Take a deep breath in ... then slowly let it out. These are familiar words for anyone who has ever taken a yoga class or practiced guided mindfulness. Many of us hear it from our doctor, with a stethoscope pressed against our back. But for an estimated 545 million people who suffer from chronic respiratory diseases, breathing is not so simple, or relaxing.

As the global obesity rate has doubled in the last three decades, emerging evidence suggests that body composition and dietary choices may play a role in developing chronic respiratory diseases like COPD and asthma. Dr. Oladayo Apalowo, a scientist in the Mississippi Agricultural and Forestry Experiment Station, or MAFES, led a study to determine whether our bodies' structure and even the genes we inherit raise the risk for these diseases.

"COPD is currently the fifth leading cause of mortality in the U.S., and it is projected to become the third leading cause by 2030," Apalowo said. "Understanding the lesser-known causes could drive us to discover how to identify and manage some of these rising cases."

Apalowo's interest in the relationship between genetics and obesity began during his doctoral studies at Mississippi State. Currently a postdoctoral associate in the Department of Biochemistry, Nutrition and Health Promotion at MSU, he wanted to try to identify specific genes that may contribute to these related conditions.

To begin this needle-in-haystack search, Apalowo needed access to large biobank datasets: collections of anonymously donated biological samples, along with data related to those samples, such as genetic and lifestyle information. He turned to the University of Bristol's IEU (Integrative Epidemiology Unit) OpenGWAS project, which freely provided one dataset for body composition metrics, such as BMI, fat-free mass, and body water mass; dietary factors such as consumption of alcohol and coffee; and a separate set for asthma and COPD. The UK Biobank and FinnGen Biobank provided two sample populations that, both being European, would not vary widely in genetic makeup. For each metric he analyzed, sample sizes from the biobank datasets ranged from 429,000 to 462,000 individuals.

"These kinds of datasets give us confidence in our analyses because the sample sizes are very large, and the data are constantly updated," Apalowo said. "Using two independent cohorts also strengthens the analysis by reducing the chance that the results are driven by overlap in the samples: the UK Biobank was used for metabolic factors, while FinnGen was used for disease outcomes."

Central to the study's methodology is a process called Mendelian randomization, which isolates genes from environmental influences, acting as a "control" group for the variables. In this study, applying Mendelian randomization methods solidified the relationship between obesity-related genetic markers and the higher probability of developing asthma and COPD.
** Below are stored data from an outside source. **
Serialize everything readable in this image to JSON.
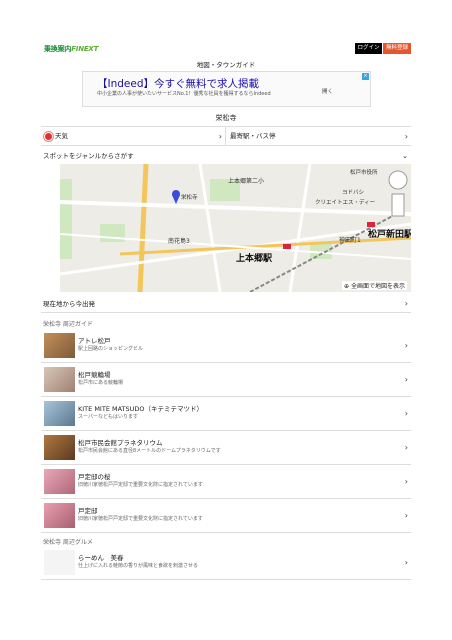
{
  "header": {
    "logo_main": "乗換案内",
    "logo_brand": "FINEXT",
    "login_label": "ログイン",
    "register_label": "無料登録",
    "subtitle": "地図・タウンガイド"
  },
  "ad": {
    "title": "【Indeed】今すぐ無料で求人掲載",
    "description": "中小企業の人事が使いたいサービスNo.1！優秀な社員を獲得するならIndeed",
    "open_label": "開く",
    "close_label": "×"
  },
  "place": {
    "name": "栄松寺"
  },
  "quick_links": {
    "weather": "天気",
    "nearest_station": "最寄駅・バス停"
  },
  "genre_search": "スポットをジャンルからさがす",
  "map": {
    "labels": [
      {
        "text": "上本郷第二小"
      },
      {
        "text": "栄松寺"
      },
      {
        "text": "南花島3"
      },
      {
        "text": "上本郷駅"
      },
      {
        "text": "松戸新田駅"
      },
      {
        "text": "ヨドバシ"
      },
      {
        "text": "神田町1"
      },
      {
        "text": "クリエイトエス・ディー"
      },
      {
        "text": "松戸市役所"
      }
    ],
    "full_screen_label": "全画面で地図を表示"
  },
  "route_from_here": "現在地から今出発",
  "guide": {
    "section_title": "栄松寺 周辺ガイド",
    "items": [
      {
        "name": "アトレ松戸",
        "desc": "駅上回路のショッピングビル"
      },
      {
        "name": "松戸競輪場",
        "desc": "松戸市にある競輪場"
      },
      {
        "name": "KITE MITE MATSUDO（キテミテマツド）",
        "desc": "スーパーなどもはいります"
      },
      {
        "name": "松戸市民会館プラネタリウム",
        "desc": "松戸市民会館にある直径8メートルのドームプラネタリウムです"
      },
      {
        "name": "戸定邸の桜",
        "desc": "旧徳川家徳松戸戸定邸で重要文化財に指定されています"
      },
      {
        "name": "戸定邸",
        "desc": "旧徳川家徳松戸戸定邸で重要文化財に指定されています"
      }
    ]
  },
  "gourmet": {
    "section_title": "栄松寺 周辺グルメ",
    "items": [
      {
        "name": "らーめん　美春",
        "desc": "仕上げに入れる鮭節の香りが風味と食欲を刺激させる"
      }
    ]
  },
  "colors": {
    "login_bg": "#000000",
    "register_bg": "#e4572e",
    "link_blue": "#1a0dab",
    "station_red": "#d7263d"
  }
}
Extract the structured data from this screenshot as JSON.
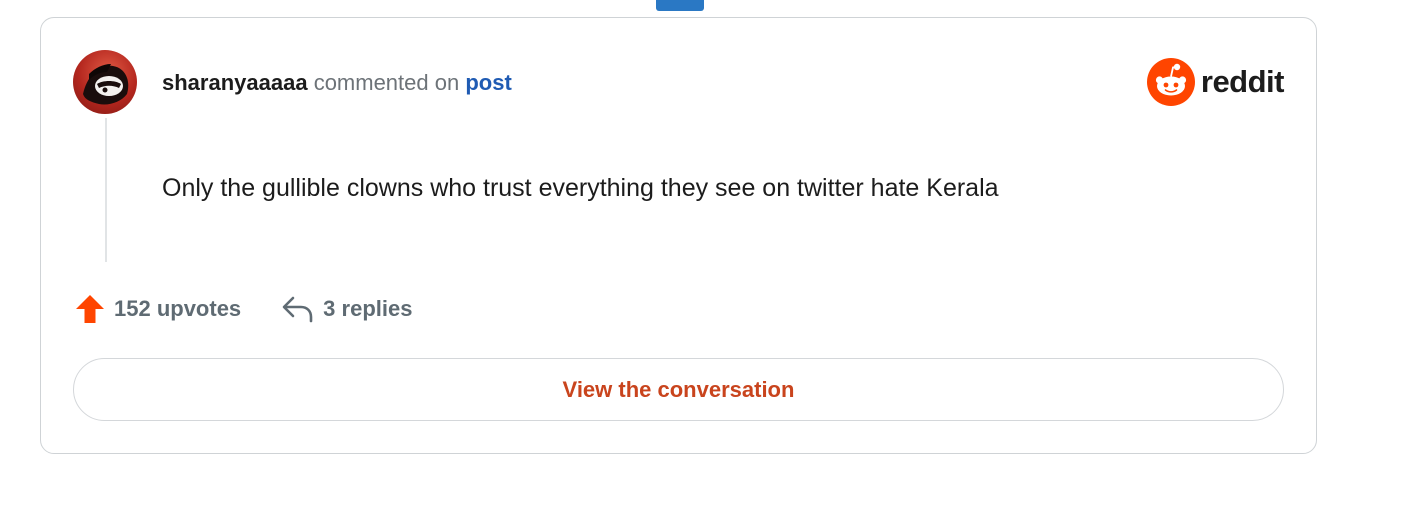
{
  "comment": {
    "username": "sharanyaaaaa",
    "action_text": "commented on",
    "target_link": "post",
    "body": "Only the gullible clowns who trust everything they see on twitter hate Kerala"
  },
  "brand": {
    "name": "reddit",
    "icon": "reddit-snoo-icon",
    "color": "#ff4500"
  },
  "stats": {
    "upvotes_label": "152 upvotes",
    "replies_label": "3 replies",
    "upvote_icon": "upvote-arrow-icon",
    "reply_icon": "reply-arrow-icon",
    "upvote_color": "#ff4500"
  },
  "cta": {
    "label": "View the conversation",
    "color": "#c9441d"
  }
}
Most notably, Apalowo and his team discovered two key genes, SLC39A8 and POC5, which have exceptionally strong genetic relationships with chronic respiratory diseases, particularly in individuals with specific body composition traits and frequent alcohol consumption. SLC39A8 encodes a key gene that regulates zinc, manganese, and iron levels within cells, and POC5 contributes to a cell's centriole integrity, or its structural and functional stability. While neither is inherently harmful, "missense" variants of the genes—genetic alterations which change their structure—consistently show up in people with both obesity traits and asthma or COPD. The "missense" variants dysregulate normal immune and inflammatory responses, and they increase susceptibility to these diseases.

From these findings, the study was able to yield two recommendations to individuals whose body composition puts them at greater risk: reduce weight and reduce alcohol consumption.

Fortunately, for the more than one billion coffee drinkers in the world, the data did not show coffee consumption raises the risk of chronic lung disease.

"The two genes Dr. Apalowo identified provide additional information on better understanding and preventing chronic respiratory diseases," said Dr. Wes Schilling, a William L. Giles Distinguished Professor and director of the MSU Food Science Innovation Hub. "Genetic screening for these genes could inform future research and development of targeted interventions to improve lung health and quality of life."

Apalowo contended that the study has important implications for managing chronic lung disease in individuals with obesity, and he plans to keep working to answer the many complex questions surrounding obesity as a medical condition.

"Going forward, we'll continue to work on understanding other factors contributing to the rising obesity epidemic, which has become a serious public health issue both here in Mississippi and worldwide," he said. "As a researcher beginning my career, I'm grateful to the support that MAFES has given us to do this important work."

This research is funded by the Mississippi Agricultural and Forestry Experiment Station.